Hacking the Decoder for FSUBR

In the file x87.isa, you can check that we have FSUB appearing the cases statements for 0x0 and 0x4. You can also observe that FSUBR’s implementation is missing (what we mean here, is that there is a function call to fsubr(), which is not implemented. We’ll need to replace that…).

  1. As a first step, lookup what the required functionality is for your particular FSUBR. The opcode could either be 0xD8 or 0xDC. Note that there are equivalently two versions of FSUB in gem5:
    FSUB1 and FSUB2. Then go look in the manual what that instruction should do. (it’s a bit cryptic, feel free to guess and check) Remember that x87 has a stack of operands; “st(0)” is the head of the stack.

  2. Now, notice the placeholder fsubr() in the file x87.isa, with something similar to those specified for FSUB in the same file. I.e. something like Inst::FSUBR1(…) or Inst::FSUBR2(…), you are asking for that instruction to be used, instead of the placeholder, which simply prints a warning that the instruction is not implemented.

  3. Now, we need to provide an implementation of the new macro-op in terms of some micro-ops. Again we will mirror the implementation of the FSUB1 or FSUB2. (or implement both if you like!) Go to the directory src/arch/x86/isa/insts/x87/arithmetic/. This directory holds the definition of different x87 arithmetic instructions in terms of micro-ops. Take a look at how the FSUB instruction has been implemented using micro-ops. FSUB1 and FSUB2 correspond to the two different opcodes that we mentioned before. For each type, we have to provide three different implementations: one that only uses registers (_R), one that reads one of the operands from the memory (_M) using the address provided in the instruction and the last one uses the address of the instruction pointer to read the operand (_P).
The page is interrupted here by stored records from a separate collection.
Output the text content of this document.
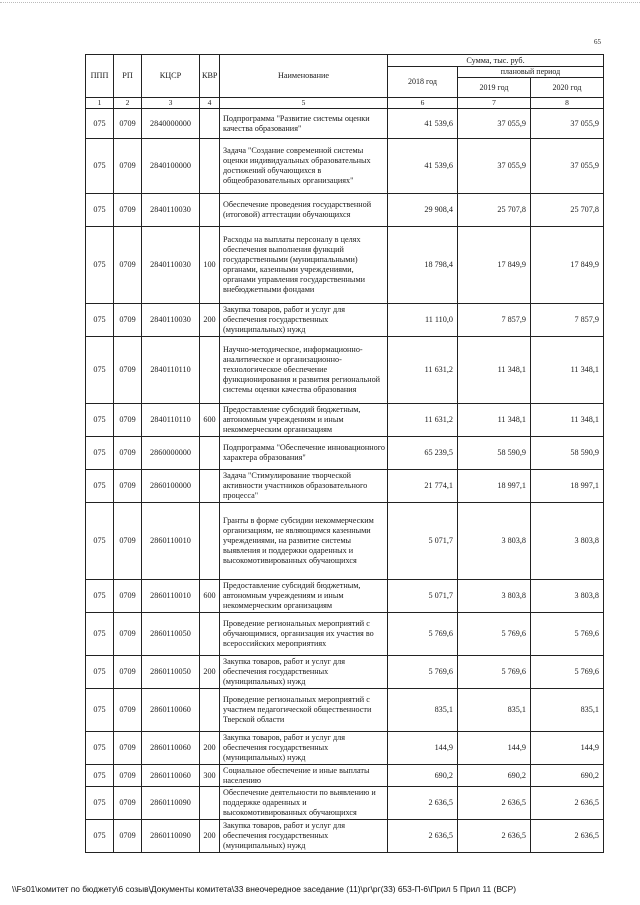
65
ППП	РП	КЦСР	КВР	Наименование	Сумма, тыс. руб.		
					2018 год	плановый период	
						2019 год	2020 год
1	2	3	4	5	6	7	8
075	0709	2840000000		Подпрограмма "Развитие системы оценки качества образования"	41 539,6	37 055,9	37 055,9
075	0709	2840100000		Задача "Создание современной системы оценки индивидуальных образовательных достижений обучающихся в общеобразовательных организациях"	41 539,6	37 055,9	37 055,9
075	0709	2840110030		Обеспечение проведения государственной (итоговой) аттестации обучающихся	29 908,4	25 707,8	25 707,8
075	0709	2840110030	100	Расходы на выплаты персоналу в целях обеспечения выполнения функций государственными (муниципальными) органами, казенными учреждениями, органами управления государственными внебюджетными фондами	18 798,4	17 849,9	17 849,9
075	0709	2840110030	200	Закупка товаров, работ и услуг для обеспечения государственных (муниципальных) нужд	11 110,0	7 857,9	7 857,9
075	0709	2840110110		Научно-методическое, информационно-аналитическое и организационно-технологическое обеспечение функционирования и развития региональной системы оценки качества образования	11 631,2	11 348,1	11 348,1
075	0709	2840110110	600	Предоставление субсидий бюджетным, автономным учреждениям и иным некоммерческим организациям	11 631,2	11 348,1	11 348,1
075	0709	2860000000		Подпрограмма "Обеспечение инновационного характера образования"	65 239,5	58 590,9	58 590,9
075	0709	2860100000		Задача "Стимулирование творческой активности участников образовательного процесса"	21 774,1	18 997,1	18 997,1
075	0709	2860110010		Гранты в форме субсидии некоммерческим организациям, не являющимся казенными учреждениями, на развитие системы выявления и поддержки одаренных и высокомотивированных обучающихся	5 071,7	3 803,8	3 803,8
075	0709	2860110010	600	Предоставление субсидий бюджетным, автономным учреждениям и иным некоммерческим организациям	5 071,7	3 803,8	3 803,8
075	0709	2860110050		Проведение региональных мероприятий с обучающимися, организация их участия во всероссийских мероприятиях	5 769,6	5 769,6	5 769,6
075	0709	2860110050	200	Закупка товаров, работ и услуг для обеспечения государственных (муниципальных) нужд	5 769,6	5 769,6	5 769,6
075	0709	2860110060		Проведение региональных мероприятий с участием педагогической общественности Тверской области	835,1	835,1	835,1
075	0709	2860110060	200	Закупка товаров, работ и услуг для обеспечения государственных (муниципальных) нужд	144,9	144,9	144,9
075	0709	2860110060	300	Социальное обеспечение и иные выплаты населению	690,2	690,2	690,2
075	0709	2860110090		Обеспечение деятельности по выявлению и поддержке одаренных и высокомотивированных обучающихся	2 636,5	2 636,5	2 636,5
075	0709	2860110090	200	Закупка товаров, работ и услуг для обеспечения государственных (муниципальных) нужд	2 636,5	2 636,5	2 636,5
\\Fs01\комитет по бюджету\6 созыв\Документы комитета\33 внеочередное заседание (11)\рг\рг(33) 653-П-6\Прил 5 Прил 11 (ВСР)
The micro-ops used for the three implementations should be straight forward to understand (just kidding, at least the parts you need to modify are fairly straightforward).
    • Note that the way gem5’s instruction parser works requires us to define all the three implementations for the FSUBR instruction.
    • There is a little more documentation on gem5 microops here.
  4. Lastly, we need to provide an implementation of the micro-op subfp … but we already have one. You can check that the implementation is already available in the file: src/arch/x86/isa/microops/fpop.isa. So, you would not need to do anything for this step. If you’d like to, you can create a reverse version. :p

  5. Compile gem5 for x86 ISA to test that you did not make any mistakes in the implementation.

  6. Use your test program to verify that your new instruction and miccroop works. There should be no more warnings!

What to Hand In to Canvas

  1. A report PDF containing:
    • A short paragraph on what your experiences or what like/don’t like about gem5 instruction decoding.
    • Source code of your test program, and output from gem5 from running it.
  2. A patch file containing the changes made to src/arch/x86/isa/insts/x87/arithmetic/ and src/arch/x86/isa/decoder/x87.isa. You can generate the patch using the command ‘git diff src/arch/x86/isa > /tmp/changes.patch’.

Please turn in the PDF separately than the patch.

How we will grade this:

80 points for completing the assignment, and 20 points for question 2.

Attribution

This is based on a gem5 101 exercise, but with added snark.